Romualdez, in response, brushed off Escudero’s scathing privilege speech, calling it a “DDS (Diehard Duterte Supporters) script,” far from being an exposé.
In July, the Supreme Court handed down a unanimous decision that put an end to the impeachment fiasco. The Court declared the articles of impeachment “unconstitutional,” null, and void ab initio (from the beginning) for violating the one-year bar, which prohibits the filing of more than one impeachment case against the same official within one year.
The SC ruled that the House’s expediting the fourth impeachment complaint trampled Duterte’s right to due process and that the transmittal of the articles of impeachment to the Senate was irregular.

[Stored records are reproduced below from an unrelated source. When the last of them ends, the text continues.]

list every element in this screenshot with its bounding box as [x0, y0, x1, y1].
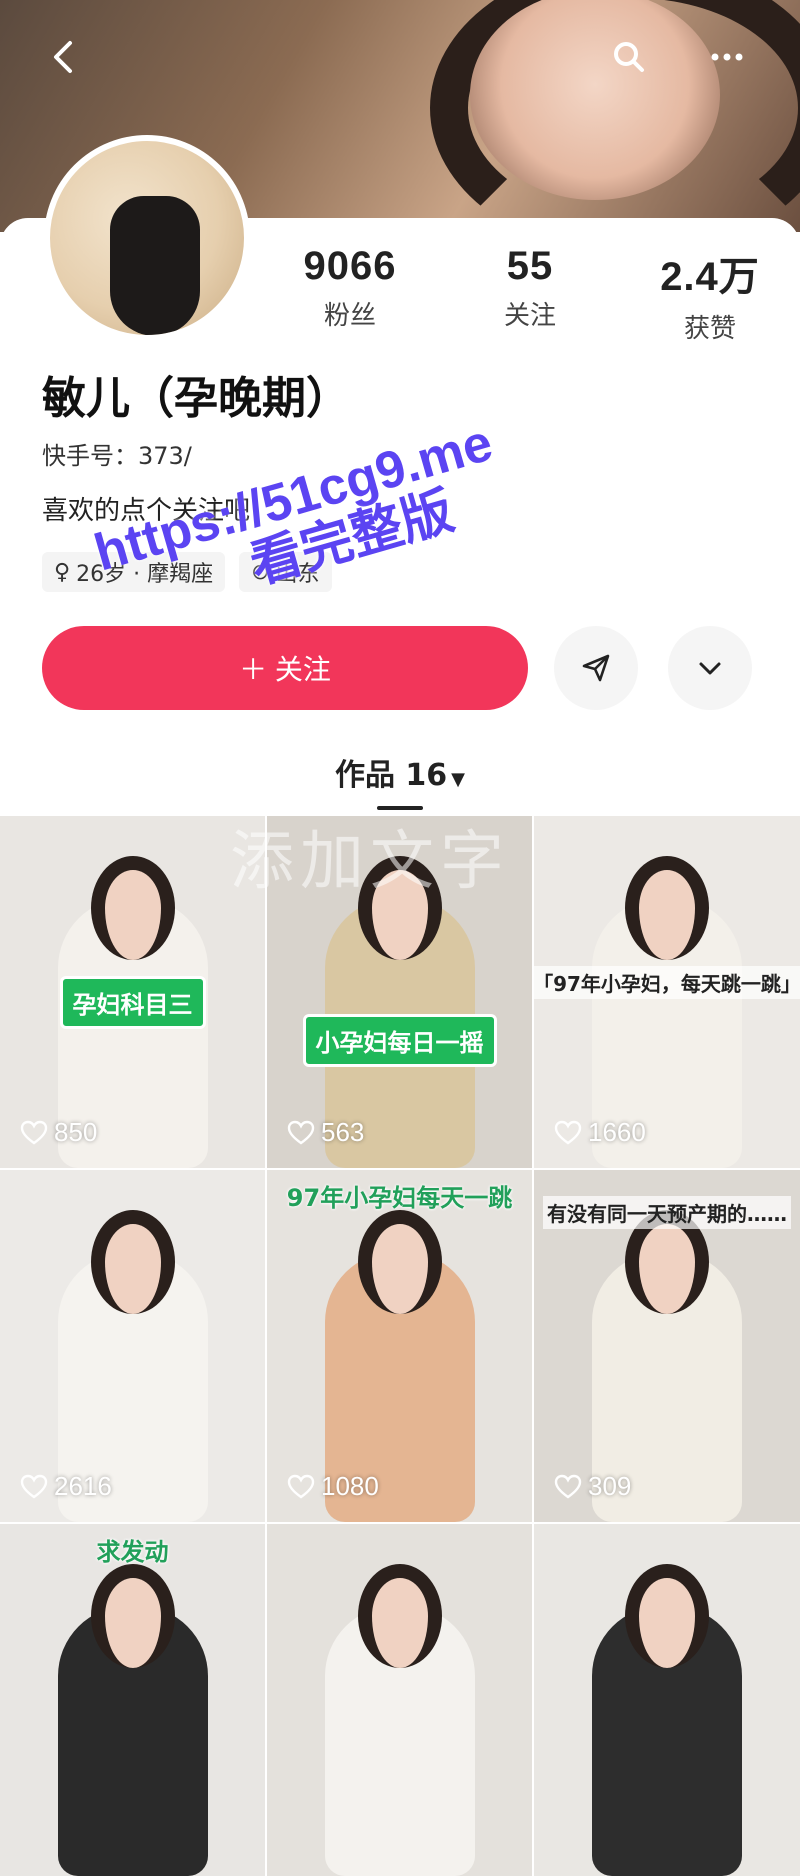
like-count-value: 309 [588, 1471, 632, 1501]
video-thumbnail[interactable]: 97年小孕妇每天一跳 1080 [267, 1170, 532, 1522]
thumbnail-face [90, 1564, 175, 1668]
thumbnail-caption: 有没有同一天预产期的…… [543, 1196, 791, 1229]
like-count: 2616 [20, 1471, 112, 1502]
thumbnail-caption: 孕妇科目三 [59, 976, 206, 1029]
stat-value: 9066 [303, 244, 397, 288]
thumbnail-caption: 97年小孕妇每天一跳 [286, 1184, 513, 1212]
back-button[interactable] [30, 22, 100, 92]
heart-icon [554, 1120, 582, 1144]
like-count-value: 1660 [588, 1117, 646, 1147]
more-dots-icon [711, 53, 743, 61]
stat-likes[interactable]: 2.4万 获赞 [620, 244, 800, 345]
video-thumbnail[interactable]: 求发动 [0, 1524, 265, 1876]
thumbnail-caption: 「97年小孕妇，每天跳一跳」 [534, 966, 800, 999]
more-button[interactable] [692, 22, 762, 92]
send-arrow-icon [582, 654, 610, 682]
stat-label: 关注 [503, 301, 556, 331]
thumbnail-face [625, 856, 709, 960]
avatar-figure [110, 196, 200, 335]
follow-button[interactable]: ＋ 关注 [42, 626, 528, 710]
like-count: 309 [554, 1471, 631, 1502]
stat-value: 55 [506, 244, 554, 288]
search-icon [614, 42, 644, 72]
like-count-value: 2616 [54, 1471, 112, 1501]
profile-name: 敏儿（孕晚期） [42, 373, 350, 424]
heart-icon [20, 1474, 48, 1498]
heart-icon [287, 1474, 315, 1498]
stat-value: 2.4万 [660, 255, 760, 299]
stat-following[interactable]: 55 关注 [440, 244, 620, 345]
chevron-down-icon [699, 662, 721, 675]
caret-down-icon: ▼ [451, 769, 466, 790]
more-options-button[interactable] [668, 626, 752, 710]
like-count: 1660 [554, 1117, 646, 1148]
female-icon: ♀ [54, 559, 71, 585]
thumbnail-face [90, 1210, 175, 1314]
avatar[interactable] [44, 135, 250, 341]
like-count: 850 [20, 1117, 97, 1148]
like-count-value: 563 [321, 1117, 365, 1147]
thumbnail-face [625, 1564, 709, 1668]
tab-works-label: 作品 16 [334, 758, 448, 793]
profile-stats: 9066 粉丝 55 关注 2.4万 获赞 [260, 244, 800, 345]
thumbnail-caption: 求发动 [96, 1538, 169, 1566]
thumbnail-caption: 小孕妇每日一摇 [302, 1014, 497, 1067]
heart-icon [287, 1120, 315, 1144]
like-count-value: 850 [54, 1117, 98, 1147]
background-watermark: 添加文字 [230, 825, 510, 899]
stat-label: 粉丝 [323, 301, 376, 331]
search-button[interactable] [594, 22, 664, 92]
like-count-value: 1080 [321, 1471, 379, 1501]
video-thumbnail[interactable]: 孕妇科目三 850 [0, 816, 265, 1168]
kuaishou-id[interactable]: 快手号：373/ [42, 436, 192, 471]
stat-followers[interactable]: 9066 粉丝 [260, 244, 440, 345]
like-count: 1080 [287, 1471, 379, 1502]
thumbnail-face [357, 1210, 442, 1314]
video-grid: 孕妇科目三 850 小孕妇每日一摇 563 「97年小孕妇，每天跳一跳」 1660 2616… [0, 816, 800, 1876]
like-count: 563 [287, 1117, 364, 1148]
video-thumbnail[interactable]: 「97年小孕妇，每天跳一跳」 1660 [534, 816, 800, 1168]
thumbnail-face [357, 1564, 442, 1668]
stat-label: 获赞 [683, 314, 736, 344]
heart-icon [20, 1120, 48, 1144]
share-button[interactable] [554, 626, 638, 710]
video-thumbnail[interactable] [267, 1524, 532, 1876]
video-thumbnail[interactable]: 2616 [0, 1170, 265, 1522]
thumbnail-face [90, 856, 175, 960]
video-thumbnail[interactable]: 有没有同一天预产期的…… 309 [534, 1170, 800, 1522]
back-arrow-icon [54, 41, 72, 73]
video-thumbnail[interactable] [534, 1524, 800, 1876]
heart-icon [554, 1474, 582, 1498]
follow-label: ＋ 关注 [239, 654, 331, 685]
tab-works[interactable]: 作品 16 ▼ [0, 750, 800, 794]
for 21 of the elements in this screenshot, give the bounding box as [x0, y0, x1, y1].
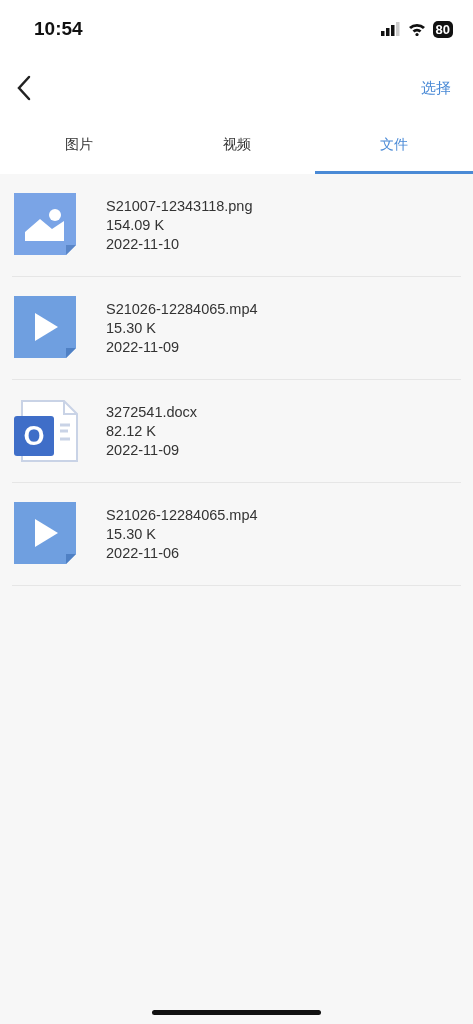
select-button[interactable]: 选择 [421, 78, 451, 98]
file-size: 15.30 K [106, 524, 157, 544]
file-size: 82.12 K [106, 421, 157, 441]
file-name: S21026-12284065.mp4 [106, 299, 258, 319]
file-date: 2022-11-10 [106, 234, 181, 254]
file-size: 15.30 K [106, 318, 157, 338]
video-file-icon [14, 502, 78, 566]
file-date: 2022-11-06 [106, 543, 181, 563]
wifi-icon [407, 22, 426, 36]
status-time: 10:54 [34, 18, 83, 40]
battery-level: 80 [432, 20, 453, 38]
file-name: S21026-12284065.mp4 [106, 505, 258, 525]
back-button[interactable] [16, 75, 32, 101]
file-name: 3272541.docx [106, 402, 198, 422]
video-file-icon [14, 296, 78, 360]
file-date: 2022-11-09 [106, 440, 181, 460]
file-name: S21007-12343118.png [106, 196, 253, 216]
signal-icon [380, 22, 401, 36]
image-file-icon [14, 193, 78, 257]
file-date: 2022-11-09 [106, 337, 181, 357]
file-size: 154.09 K [106, 215, 166, 235]
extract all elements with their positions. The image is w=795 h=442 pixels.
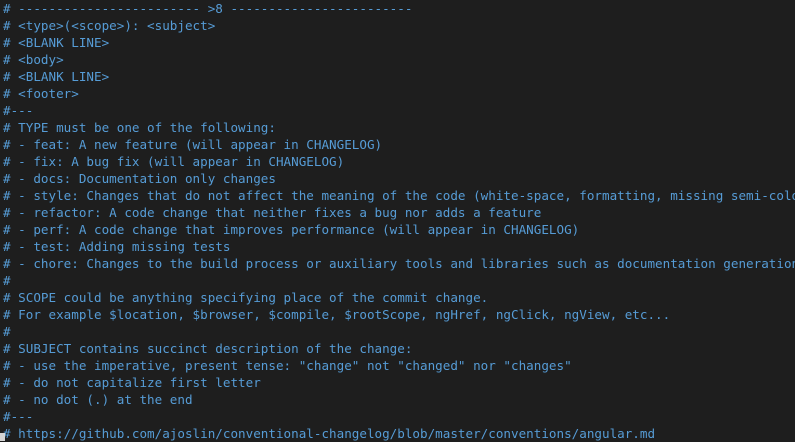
editor-line: # - use the imperative, present tense: "… <box>3 358 572 373</box>
editor-line: # <footer> <box>3 86 79 101</box>
editor-line: # <BLANK LINE> <box>3 35 110 50</box>
editor-line: # <box>3 324 11 339</box>
editor-line: # - do not capitalize first letter <box>3 375 261 390</box>
commit-message-editor[interactable]: # ------------------------ >8 ----------… <box>0 0 795 441</box>
editor-line: # - refactor: A code change that neither… <box>3 205 542 220</box>
editor-line: # - chore: Changes to the build process … <box>3 256 795 271</box>
editor-line: # - style: Changes that do not affect th… <box>3 188 795 203</box>
editor-line: # <box>3 273 11 288</box>
editor-line: # - feat: A new feature (will appear in … <box>3 137 383 152</box>
editor-line: #--- <box>3 103 34 118</box>
editor-line: # SCOPE could be anything specifying pla… <box>3 290 489 305</box>
editor-line: # <body> <box>3 52 64 67</box>
editor-line: # TYPE must be one of the following: <box>3 120 276 135</box>
editor-line: # <BLANK LINE> <box>3 69 110 84</box>
editor-line: # SUBJECT contains succinct description … <box>3 341 413 356</box>
editor-line: # ------------------------ >8 ----------… <box>3 1 413 16</box>
editor-line: # - no dot (.) at the end <box>3 392 193 407</box>
editor-line: # For example $location, $browser, $comp… <box>3 307 671 322</box>
editor-line: # <type>(<scope>): <subject> <box>3 18 216 33</box>
editor-line: # - docs: Documentation only changes <box>3 171 276 186</box>
editor-line: # - fix: A bug fix (will appear in CHANG… <box>3 154 345 169</box>
editor-line: # - perf: A code change that improves pe… <box>3 222 580 237</box>
editor-line: # - test: Adding missing tests <box>3 239 231 254</box>
text-cursor <box>0 433 5 441</box>
editor-line: #--- <box>3 409 34 424</box>
editor-line: # https://github.com/ajoslin/conventiona… <box>3 426 656 441</box>
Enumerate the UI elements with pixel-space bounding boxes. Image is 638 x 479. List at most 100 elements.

The SC ruling stated that when the 19th Congress ended without the House acting on the first three complaints, the same were “effectively terminated and dismissed,” from which the one-year bar was reckoned.
The House prosecution panel, however, countered that the one-year bar was “never circumvented” because the initiation was only triggered when the fourth complaint mustered more than a one-third vote, a prerequisite in the impeachment process.
The House argued that the SC, in effect, introduced a new interpretation of the one-year bar, which the SC itself outlined under Francisco v. House of Representatives and Gutierrez v. Committee on Justice.
Under existing jurisprudence, impeachment proceedings can only be initiated after the complaint is referred to the House Committee on Justice or filed with the secretary-general by at least one-third of all House members.
In her petition before the SC, Duterte alleged that the House deliberately froze the first three impeachment complaints and did not refer them to the Speaker’s office to avoid triggering the one-year constitutional bar while it awaited the fourth impeachment complaint.
The House challenged the SC’s decision despite the latter declaring it “immediately executory.”
This rendered the impeachment case against the VP unresolved and pending before the SC.
Duterte has repeatedly denied any wrongdoing, calling the impeachment a “well-funded” and “coordinated political attack” meant to derail her plan to run for president in the 2028 elections.
She is reportedly seen as the frontrunner in the next presidential election and consistently leads surveys as the preferred successor to Marcos.